NOVA technology at pilot scale

PCBAs (Printed Circuit Board Assemblies) can be found in all the modern products used daily, from cars and smartphones to household appliances. These PCBAs are notably rich in precious metals (PMs) and are therefore collected and sold to smelters. During various treatment steps of the collection and concentration activities they can lose their precious metals. In such cases, smelters lose interest in these “lower grade” PCBAs, which are further exported outside Europe. The ULiège NOVA process allows diversion from export by enabling extraction (process carried out in EU) of all remaining precious metals along with important societal metals such as tin and copper still contained in those “lower grade” PCBAs.

During this first year of the PEACOC project, ULiège adapted the NOVA technology on PCBAs coming from end-of-life TVs (CRT – Cathode-Ray Tube TVs and LCD – Liquid Crystal Display TVs).

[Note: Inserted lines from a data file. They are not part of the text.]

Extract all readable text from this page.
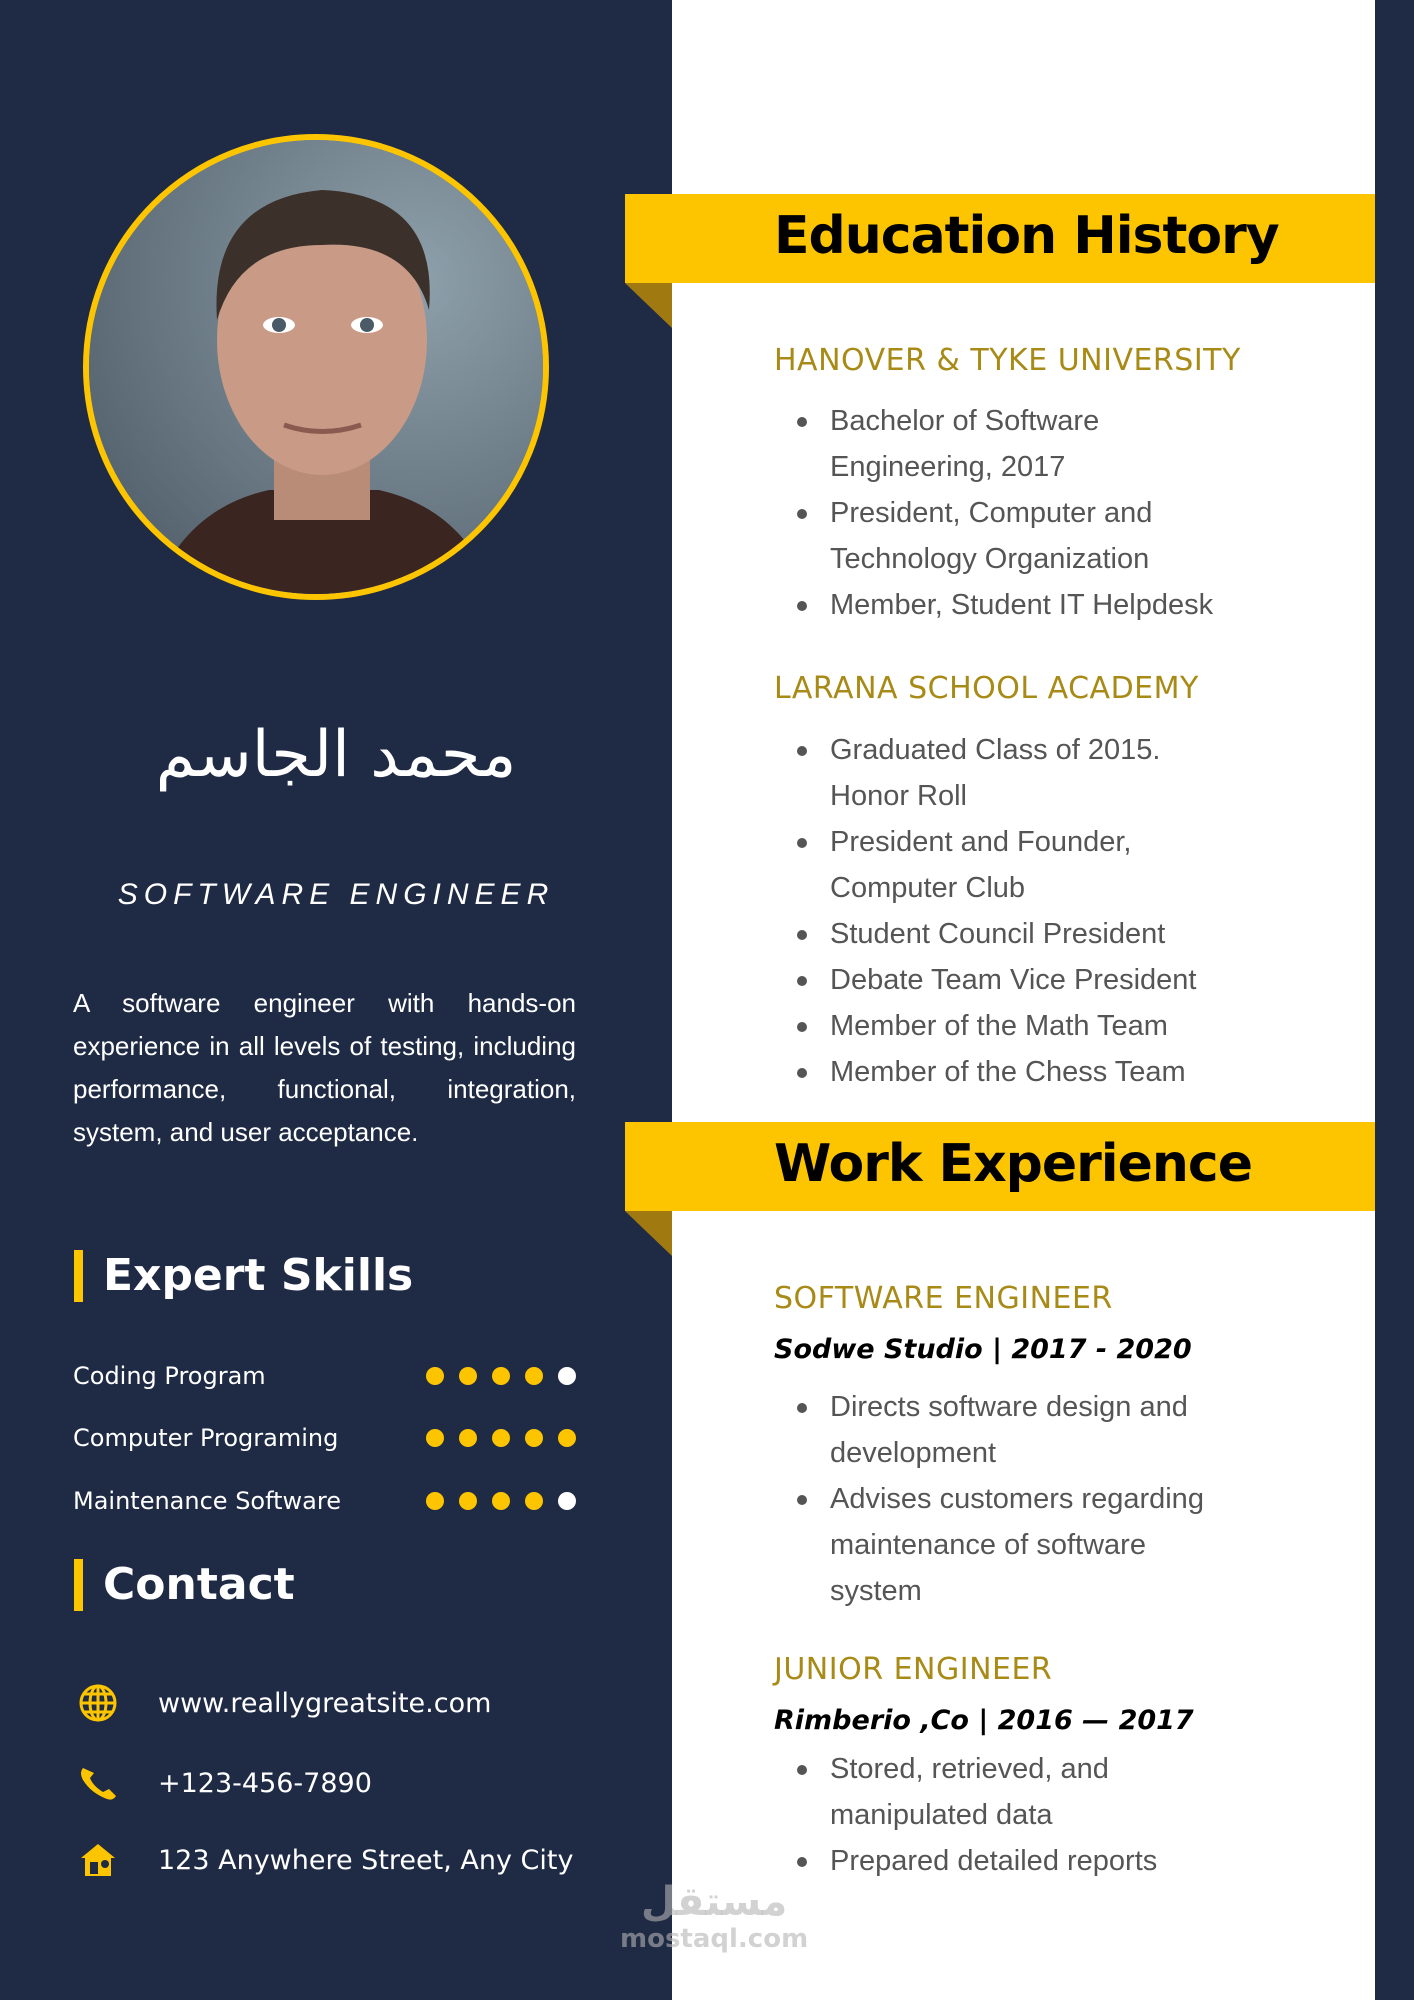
محمد الجاسم
SOFTWARE ENGINEER
A software engineer with hands-on experience in all levels of testing, including performance, functional, integration, system, and user acceptance.
Expert Skills
Coding Program
Computer Programing
Maintenance Software
Contact
www.reallygreatsite.com
+123-456-7890
123 Anywhere Street, Any City
Education History
HANOVER & TYKE UNIVERSITY
Bachelor of Software Engineering, 2017
President, Computer and Technology Organization
Member, Student IT Helpdesk
LARANA SCHOOL ACADEMY
Graduated Class of 2015. Honor Roll
President and Founder, Computer Club
Student Council President
Debate Team Vice President
Member of the Math Team
Member of the Chess Team
Work Experience
SOFTWARE ENGINEER
Sodwe Studio | 2017 - 2020
Directs software design and development
Advises customers regarding maintenance of software system
JUNIOR ENGINEER
Rimberio ,Co | 2016 — 2017
Stored, retrieved, and manipulated data
Prepared detailed reports
مستقل
mostaql.com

Precious metals, especially gold (Au), have been concentrated by separating the electronic components rich in PMs from PCB (containing only Cu, glass fibers, epoxy resin). The separation of electronic components reached the objective set as target, enabling to separate >90% of Au initially contained in PCBAs.

The mix of larger electronic components will further be processed by Ultra-Fast Sorting (UFS) to extract the ones carrying gold, which will enable to increase again the Au factor concentration.

tin concentrate

Sn concentrate obtained after processing PCBAs using NOVA technology

Additionally, a Sn concentrate stream was obtained from the NOVA processing of PCBAs, that will be further valorised by TECNALIA (ES) within the PEACOC project.

Ongoing activities are currently addressing the economic evaluation of the NOVA process and the design study of the NOVA reactor, which will be purchased in the upcoming months

Testing the Ultra-Fast-Sorting (UFS) technology to extract PMs-rich electronic components

The Ultra-Fast Sorting (UFS) technology, initially proposed to extract PMs-rich electronic components, was tested by TU Delft to sort out specific electronic components such as capacitators rich in Pd, and integrated circuits rich in Au from the electronic components streams delivered by the NOVA process. The optimisation of the UFS is currently on-going. Additional to testing the UFS process, the research team from TU Delft is looking into alternative solutions which could be easily integrated with the magnetic density separation (MDS).

Improved MDS and UFS to concentrate PMs from electronic components and EoL PV panels

Based on the design proposed by Delft University of Technology (TU Delft), the MDS was optimised to produce the most appropriate streams for the PEACOC refining stage (i.e. PMs-concentrates from sorted electronic components rich in PMs by UFS followed by milling; Ag concentrates from PV metallic waste).  The improved MDS will further be implemented within the experimental device. After running successful tests at laboratory scale, the operation will be upscaled to continuous running (pilot), where further experiments with the newly fabricated magnet and separation channel will be carried out.

A superconducting magnet operating at around 5 K and generating a magnetic field above 2 T is currently tested. This will help broaden the application of MDS in the aspect of material range. A series of experiments will be carried out on the effectiveness and stability of MDS (and magfluids) with the superconducting magnet.

superconducting magnet and the simulation of the experimental MDS process

Superconducting magnet and the simulation of the experimental MDS process

Optimised Flotation technology to treat different EoL autocatalysts

As a first phase, ULiège researchers have demonstrated the natural flotation of the washcoat – which is the active PGM-rich substance present in autocatalysts. During the follow-up stage, a two-stage process flowsheet will be implemented to enhance selectivity between the washcoat and its cordierite support element. According to first observations, the use of electrodynamic fragmentation prior to flotation emerges as more conclusive than standard ball mill comminution. Therefore, further experiments testing the coupling will be conducted to confirm initial assumptions.